Revista Diario

Olvido

Publicado el 06 septiembre 2010 por Artpalavicini

OlvidoOlvidoLa muerte del viejo fue tan sorpresiva que todavía hoy, tres días después, no logro asimilarla.

Apenas habíamos estado juntos el martes; comiendo, bromeando. Hoy ya no está.

Me revuelvo entre las sábanas tratando de conciliar el sueño y las imágenes se me agolpan en la mente.

Los asuntos del negocio familiar. De su negocio. Los pendientes de la oficina, la firma del nuevo contrato, ese que esperó ansioso por once meses y que se firmaba el lunes.

Todo eso se mezcla con la fiesta que preparábamos para sorprender a mamá la próxima semana por su cumpleaños.

Brincando mentalmente entre la celebración familiar y las caras desencajadas de sus colaboradores en la Sala de Juntas cuándo les notifiqué del infarto fulminante que se lo llevó, comienzo a soñar.

Ahí está el viejo, sonriendo de oreja a oreja, hasta que se le cierran parcialmente los ojos. Con la carcajada lista para salir, me hace un ademán con la mano y vuelve a contener la risa.

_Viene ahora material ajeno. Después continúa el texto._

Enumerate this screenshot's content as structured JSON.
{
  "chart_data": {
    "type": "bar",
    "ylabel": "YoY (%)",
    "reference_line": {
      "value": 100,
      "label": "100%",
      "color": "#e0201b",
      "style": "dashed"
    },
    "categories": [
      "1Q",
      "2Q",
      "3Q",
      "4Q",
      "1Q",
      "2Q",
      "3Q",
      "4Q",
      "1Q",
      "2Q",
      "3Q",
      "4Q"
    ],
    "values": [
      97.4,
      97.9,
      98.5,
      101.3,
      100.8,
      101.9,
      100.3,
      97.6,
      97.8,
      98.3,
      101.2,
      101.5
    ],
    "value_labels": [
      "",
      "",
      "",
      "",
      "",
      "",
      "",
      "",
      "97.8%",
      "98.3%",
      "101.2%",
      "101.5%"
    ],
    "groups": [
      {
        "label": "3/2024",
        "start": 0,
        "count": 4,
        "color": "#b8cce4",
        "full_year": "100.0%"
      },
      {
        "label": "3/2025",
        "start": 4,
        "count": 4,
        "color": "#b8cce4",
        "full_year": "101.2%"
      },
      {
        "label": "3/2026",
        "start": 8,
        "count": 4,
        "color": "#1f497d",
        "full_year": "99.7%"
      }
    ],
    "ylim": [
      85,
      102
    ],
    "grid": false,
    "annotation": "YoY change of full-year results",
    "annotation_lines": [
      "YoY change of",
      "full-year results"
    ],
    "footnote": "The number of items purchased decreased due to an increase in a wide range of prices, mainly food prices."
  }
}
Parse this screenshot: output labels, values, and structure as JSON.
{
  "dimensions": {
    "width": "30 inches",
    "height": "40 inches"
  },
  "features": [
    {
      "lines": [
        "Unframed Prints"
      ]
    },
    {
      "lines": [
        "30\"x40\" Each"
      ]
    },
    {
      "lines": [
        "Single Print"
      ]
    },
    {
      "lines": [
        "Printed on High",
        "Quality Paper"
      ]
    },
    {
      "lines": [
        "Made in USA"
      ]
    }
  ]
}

-Acércate. Me dice y toma la actitud de quien llama a un amigo para dispararle en la cara el mejor de los chistes.

Las piernas me tiemblan de emoción y corro hasta colgarme de su cuello como cuándo era niño. Mis lágrimas le mojan el cuello, y al entrelazarlo con mis brazos, siento como se contrae su estómago conteniendo la carcajada.

-Gracias hijo, me mandaste a la eternidad con el traje azul.

Mi cara de desconcierto debía ser lo que anticipaba porque para este momento su risa ya es insostenible. Mueve la cabeza negando y levanta una mano hasta llevarse el dedo índice a la sien. Se golpea un par de veces, con esa expresión tan suya diciendo: “Piensa”, y desaparece.

Ya es mediodía y no puedo quitarme de la mente esa imagen de papá a punto de reírse. Con cualquier pretexto regresa esa sonrisa contenida, esa sensación de su estómago contrayéndose buscando contener la mejor broma del mundo.

Fue hasta que preparé los documentos para la firma del lunes, cuando descubrí que el original del contrato no estaba. Lo busqué por todas partes. En el estudio de papá, en su oficina dentro del negocio. Se esfumó.

Nunca pensé que fuera tan difícil convencer a mamá de exhumar al viejo. Todos en la familia me vieron como padecimiento, como demente.  Manuel y yo estuvimos a milímetros de terminar la discusión a golpes. La idea de corromper la tumba de papá tampoco me agradaba.

Cuando abrimos la caja, esperaba encontrar una escena aterradora, pensé que sería una experiencia espeluznante.

Ahí estaba el viejo, enfundado en su traje azul con una sonrisa de oreja a oreja que no recuerdo cuándo cerramos el ataúd; las manos cruzadas en su abdomen y entre sus dedos descansaba impecable el contrato, perfectamente doblado y con su firma estampada al pie del documento, fresca. Cómo si la acabara de signar.